Otter envied the dress, and the road-stained red leather boots Kathlin wore beneath it. Marriage had apparently not been unkind to Kathlin, who was also renowned for her husband Ole.
He
was a farship trader, one of the intrepid souls who plied the seas from Hergilsberg and other Southern ports to bring spices, silk, smoke, and stranger things home from the wide world. Otter guessed the water-sapphires would have been from him; the traders used them to find the sun on cloudy days, and so navigate across open water far from any sight of land. Otter wondered if Kathlin missed him when he traveled, away for months or more, or if she took his absence as a relief from the burdens of marriage and maintaining a man.

Whatever the status of Kathlin's marriage, Otter thought she had never seen anyone so happy to greet anyone as Isolfr was to greet Kathlin. Her presence even seemed to mellow his discomfort at being confronted with his father. Which was saying something, because Isolfr and Gunnarr generally got along like two porcupines trying to share a branch in a spruce tree.

Kathlin had brought along three of her five daughters—the ones in the middle, aged twelve, nine, and six, which range (Otter thought) spoke of good planning. Or surprisingly consistent luck. She had not brought her husband, however, as he was away trading, seeking supplies to help fortify the Northlands against invasion. Gunnarr was clearly as much protection as his daughter needed—and Kathlin as canny a leader as her father: she had Skjaldwulf charmed before Mjoll so much as brought bread and butter to the table, and Skjaldwulf had no interest in women as bed partners and every reason, some twenty years or more in the holding, to dislike and distrust Isolfr's family. Even on short acquaintance, Kathlin reminded Otter even more of Isolfr than of Gunnarr—though she seemed outgoing where he was shy. She watched them together, the tiny fragments of personal conversation they managed between Kathlin's daughters on the one hand and the rowdy werthreat on the other, and she wondered, though she knew she would
never
ask, what the householder thought of the wolfsprechend, if Kathlin saw the likeness between her work and his. Otter also watched Gunnarr watching his children's reunion, caught the slight smile ruffling his beard, and thought that the clever old bastard had planned exactly this. Kathlin was there to mediate between Gunnarr and Isolfr, to keep the waters tranquil.

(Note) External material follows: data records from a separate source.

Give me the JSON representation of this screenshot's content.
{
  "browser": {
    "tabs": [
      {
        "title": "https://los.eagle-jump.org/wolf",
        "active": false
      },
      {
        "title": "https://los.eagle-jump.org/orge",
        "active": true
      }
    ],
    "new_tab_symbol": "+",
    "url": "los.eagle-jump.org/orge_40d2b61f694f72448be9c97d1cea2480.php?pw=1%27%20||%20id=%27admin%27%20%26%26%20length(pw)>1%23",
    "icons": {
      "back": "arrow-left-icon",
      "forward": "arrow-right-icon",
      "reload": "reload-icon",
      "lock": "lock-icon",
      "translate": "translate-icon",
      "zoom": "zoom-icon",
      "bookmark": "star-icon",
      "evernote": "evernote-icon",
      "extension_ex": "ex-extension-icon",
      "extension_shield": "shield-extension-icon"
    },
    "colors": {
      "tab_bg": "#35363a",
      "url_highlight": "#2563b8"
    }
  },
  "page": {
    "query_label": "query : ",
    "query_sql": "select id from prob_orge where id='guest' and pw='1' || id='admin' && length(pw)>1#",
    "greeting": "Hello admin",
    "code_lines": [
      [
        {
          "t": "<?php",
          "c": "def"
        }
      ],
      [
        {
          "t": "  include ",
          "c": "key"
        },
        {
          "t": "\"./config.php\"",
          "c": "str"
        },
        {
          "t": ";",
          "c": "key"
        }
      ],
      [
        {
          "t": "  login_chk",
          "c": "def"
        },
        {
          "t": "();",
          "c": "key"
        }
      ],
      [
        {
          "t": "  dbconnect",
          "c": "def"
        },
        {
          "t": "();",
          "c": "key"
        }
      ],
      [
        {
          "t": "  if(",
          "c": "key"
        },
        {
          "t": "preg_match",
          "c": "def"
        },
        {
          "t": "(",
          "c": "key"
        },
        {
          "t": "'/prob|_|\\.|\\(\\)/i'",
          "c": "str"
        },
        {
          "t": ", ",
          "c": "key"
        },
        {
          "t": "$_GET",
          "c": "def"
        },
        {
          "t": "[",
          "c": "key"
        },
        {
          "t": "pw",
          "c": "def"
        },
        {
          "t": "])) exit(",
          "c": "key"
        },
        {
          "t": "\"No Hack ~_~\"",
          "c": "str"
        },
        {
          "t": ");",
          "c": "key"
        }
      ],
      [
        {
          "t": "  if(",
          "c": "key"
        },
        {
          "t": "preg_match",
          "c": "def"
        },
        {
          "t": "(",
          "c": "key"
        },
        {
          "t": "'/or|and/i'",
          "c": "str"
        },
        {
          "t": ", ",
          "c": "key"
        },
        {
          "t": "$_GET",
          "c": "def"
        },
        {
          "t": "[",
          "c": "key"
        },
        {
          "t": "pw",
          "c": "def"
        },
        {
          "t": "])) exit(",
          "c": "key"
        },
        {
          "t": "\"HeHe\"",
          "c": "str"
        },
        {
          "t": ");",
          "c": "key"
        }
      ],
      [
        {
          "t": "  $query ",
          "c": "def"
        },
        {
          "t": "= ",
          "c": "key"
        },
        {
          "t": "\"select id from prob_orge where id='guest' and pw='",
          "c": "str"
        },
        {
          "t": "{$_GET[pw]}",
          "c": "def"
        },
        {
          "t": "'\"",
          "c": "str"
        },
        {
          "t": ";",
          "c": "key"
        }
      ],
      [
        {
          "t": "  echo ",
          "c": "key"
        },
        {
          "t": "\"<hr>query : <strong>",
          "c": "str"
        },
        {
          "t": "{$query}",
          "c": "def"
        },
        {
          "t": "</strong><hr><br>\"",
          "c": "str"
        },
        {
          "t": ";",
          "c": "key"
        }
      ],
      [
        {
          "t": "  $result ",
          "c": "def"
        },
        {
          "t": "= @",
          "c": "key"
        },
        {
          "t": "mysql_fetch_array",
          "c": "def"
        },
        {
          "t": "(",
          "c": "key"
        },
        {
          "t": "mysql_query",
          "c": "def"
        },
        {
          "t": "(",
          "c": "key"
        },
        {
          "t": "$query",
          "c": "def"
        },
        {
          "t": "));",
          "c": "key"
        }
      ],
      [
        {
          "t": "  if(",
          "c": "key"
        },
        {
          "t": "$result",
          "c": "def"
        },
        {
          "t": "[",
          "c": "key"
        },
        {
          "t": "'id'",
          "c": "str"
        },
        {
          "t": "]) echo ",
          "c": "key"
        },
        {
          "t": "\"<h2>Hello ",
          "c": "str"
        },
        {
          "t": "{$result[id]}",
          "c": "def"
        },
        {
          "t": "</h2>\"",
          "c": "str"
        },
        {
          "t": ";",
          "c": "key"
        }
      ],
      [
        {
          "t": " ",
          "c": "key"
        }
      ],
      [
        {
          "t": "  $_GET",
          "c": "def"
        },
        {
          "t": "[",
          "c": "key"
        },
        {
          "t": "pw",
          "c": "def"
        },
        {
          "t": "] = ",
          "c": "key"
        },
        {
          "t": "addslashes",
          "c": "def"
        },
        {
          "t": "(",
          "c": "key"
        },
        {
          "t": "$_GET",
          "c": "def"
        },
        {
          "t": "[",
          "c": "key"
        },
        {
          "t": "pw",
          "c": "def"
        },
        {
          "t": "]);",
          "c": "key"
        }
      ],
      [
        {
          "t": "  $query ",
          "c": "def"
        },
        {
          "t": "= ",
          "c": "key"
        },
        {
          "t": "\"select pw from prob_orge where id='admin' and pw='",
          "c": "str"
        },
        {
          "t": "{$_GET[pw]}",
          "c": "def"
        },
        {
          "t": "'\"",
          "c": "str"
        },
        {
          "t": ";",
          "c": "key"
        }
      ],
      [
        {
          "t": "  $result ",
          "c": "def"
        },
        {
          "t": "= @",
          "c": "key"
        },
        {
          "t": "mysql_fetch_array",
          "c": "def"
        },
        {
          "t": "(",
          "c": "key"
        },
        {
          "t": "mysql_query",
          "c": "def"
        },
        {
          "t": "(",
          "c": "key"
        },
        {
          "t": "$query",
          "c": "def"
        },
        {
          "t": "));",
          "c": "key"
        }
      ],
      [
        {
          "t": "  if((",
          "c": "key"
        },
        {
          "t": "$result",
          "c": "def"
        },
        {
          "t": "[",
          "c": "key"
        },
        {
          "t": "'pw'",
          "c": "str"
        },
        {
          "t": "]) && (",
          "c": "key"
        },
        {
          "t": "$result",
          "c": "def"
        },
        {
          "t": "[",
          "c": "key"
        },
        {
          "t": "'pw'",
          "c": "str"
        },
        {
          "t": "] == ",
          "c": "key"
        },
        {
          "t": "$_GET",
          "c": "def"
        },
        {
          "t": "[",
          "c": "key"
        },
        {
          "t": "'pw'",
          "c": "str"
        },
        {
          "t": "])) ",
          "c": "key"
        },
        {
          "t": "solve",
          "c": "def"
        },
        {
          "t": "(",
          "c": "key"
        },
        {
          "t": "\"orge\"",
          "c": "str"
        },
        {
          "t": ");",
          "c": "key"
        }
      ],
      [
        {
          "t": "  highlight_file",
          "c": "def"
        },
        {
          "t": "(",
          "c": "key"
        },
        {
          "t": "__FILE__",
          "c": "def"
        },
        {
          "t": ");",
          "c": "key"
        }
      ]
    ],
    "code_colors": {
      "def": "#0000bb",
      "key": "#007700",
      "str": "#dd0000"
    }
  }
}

And she was already well started to manage it. Otter couldn't tell if Kathlin knew her father's plan or if she was just as happy to see Isolfr as Isolfr was to see her.

As chatelaine of Franangford—or as near as anyone was ever going to get—Otter was well aware of the power she had either to support the peace Kathlin was brokering between Gunnarr and Isolfr, or to undercut it (for a chatelaine could do either, and have surprisingly widespread effect). She did not like Gunnarr and she was not entirely sure she trusted Kathlin, but she knew how miserable it made Isolfr to be fighting with his father, and she could see—anyone could see, unusally for Isolfr who kept most of what he felt off his face—how happy he was at this reunion with his sister. Otter decided to support rather than undercut; she mentioned as much to Sokkolfr, who laughed in that way he had, like a wolf—no sound, all something about the eyes.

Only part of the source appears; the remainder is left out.